Not a lot really riles me but the constant sniping that the organisation is unpatriotic because it reports both sides of issues such as conflicts in the middle east (a certain newspaper's sneering references to the "Baghdad Broadcasting Copporation" and comments on the number of non-white reporters and presenters in particular) get my goat.

Those who have experienced broadcast media elsewhere in the world will see that we should be grateful for a national broadcasting service that has remained so despite fairly regular attacks by politicians of all colours and those who have a commercial interest in reducing their sphere of influence. The BBC remains a source that people from other countries will turn to in times of troubles in an attempt to glean at least an element of the truth.

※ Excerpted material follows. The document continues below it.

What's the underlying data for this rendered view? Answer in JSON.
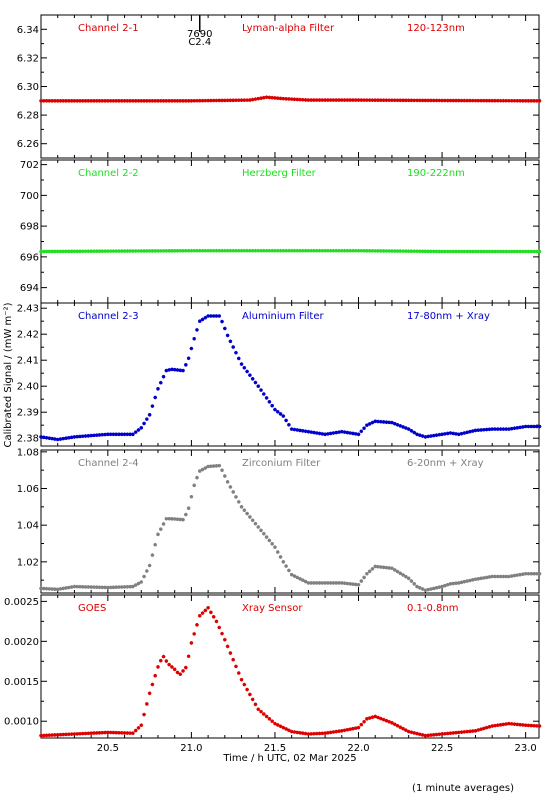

Now, if you want to hear my views on the administrative inefficiencies of the organisation, then grant me an hour or so of your time....
 
I've got an hour spare.

I do think they have gone mad with their "positive discrimination" (or whatever the fashionable/pc name for it is these days) policy.

It seems to me to be very perverse to have at least one woman on every sports event that they cover.

I am probably going to be accused of sexism here but the proportion of female presenters/reporters seems to be much higher than the number of women who are actually interested in sport, from my limited experience.

Another thing, if you are in an industry that depends on communication, it would seem to be appropriate to have a neutral and easily understood speaking voice, tell that to the people who run BBC radio.
 
Originally posted by Colin Phillips@Mar 6 2007, 12:22 PM
Another thing, if you are in an industry that depends on communication, it would seem to be appropriate to have a neutral and easily understood speaking voice, tell that to the people who run BBC radio.
Unfortunately you can't get LBC News in Wales!

Ah, but you can, via the internet - The Morning Report from 6.00 am to 10.00 am Monday to Friday is recommended (though it does have a woman co-presenting).